As a nanomaterial of unique physical and chemical properties, carbon nanotubes have attracted considerable interest in biomedical applications,(16
) including their use as nanovaccine scaffolds. Because of their propensity to internalize into a wide variety of cell types and through several mechanisms,17−19
they appear to be particularly suited to deliver antigenic epitopes to APCs. In addition, carbon nanotubes have a unique geometry (very high aspect ratio) that may inherently alter the immunogenicity of appended antigens. Single-walled carbon nanotubes (SWNTs) also have a large available surface area for chemical modification, with every atom inherently at the nanotube surface. Furthermore, well-functionalized, dispersed carbon nanotubes do not appear to have inherent toxicity(20
) (in contrast to unmodified carbon nanotubes(21
)), and can bear large numbers of peptide ligands. There is also evidence that carbon nanotubes can produce immune responses when covalently linked to highly immunogenic peptide sequences.(22
) However, there are no reports on the use of carbon nanotubes (CNTs) to deliver antigen to primary human DCs, nor the demonstration of improvement of immunogenicity of therapeutically relevant antigens administered with common adjuvants.
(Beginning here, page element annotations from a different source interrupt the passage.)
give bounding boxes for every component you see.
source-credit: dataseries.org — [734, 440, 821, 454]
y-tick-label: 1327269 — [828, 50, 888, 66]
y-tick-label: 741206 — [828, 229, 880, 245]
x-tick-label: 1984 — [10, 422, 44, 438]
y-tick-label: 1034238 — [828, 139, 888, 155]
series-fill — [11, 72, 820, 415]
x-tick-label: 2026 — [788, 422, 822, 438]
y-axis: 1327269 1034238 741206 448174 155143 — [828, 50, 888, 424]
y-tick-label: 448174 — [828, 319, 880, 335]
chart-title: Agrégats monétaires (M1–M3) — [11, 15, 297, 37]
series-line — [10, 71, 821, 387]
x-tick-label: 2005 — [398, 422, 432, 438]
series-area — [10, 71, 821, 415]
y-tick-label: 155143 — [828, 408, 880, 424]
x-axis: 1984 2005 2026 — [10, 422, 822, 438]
Furthermore, there is continuing debate about the inherent immunogenicity of SWNTs and their ability to augment immune responses.(23
In the current study, we aimed to demonstrate that carbon nanotube–peptide constructs could improve the immunogenicity of a weakly immunogenic, clinically relevant cancer-associated peptide. Wilm’s tumor antigen (WT1) is widely used in human trials as a cancer vaccine.24−26
A 19 amino acid peptide named WT1Pep427 derived from WT1 protein was chosen for study because the peptide has high binding affinity across multiple human HLA-DR haplotypes and induces strong CD4 T cell responses in humans, but is a poor binder to both I-Ed and I-Ad class II molecules of BALB/c mice. We used spectrally quantifiable chemical approaches to covalently append large numbers of peptide ligands onto solubilized SWNT scaffolds. The SWNTs were covalently modified on their sidewalls with hydrophilic ethylene glycol using 1,3-dipolar cycloaddition of azomethine ylides. We then investigated the kinetics and cellular pharmacology of the nanotube interaction with APCs in vitro
; finally we asked whether these nanotube–peptide conjugates could improve immune responses in vivo
in mice. We also demonstrated that the nanotube scaffold itself is noncytotoxic to human dendritic cells and is nonimmunogenic.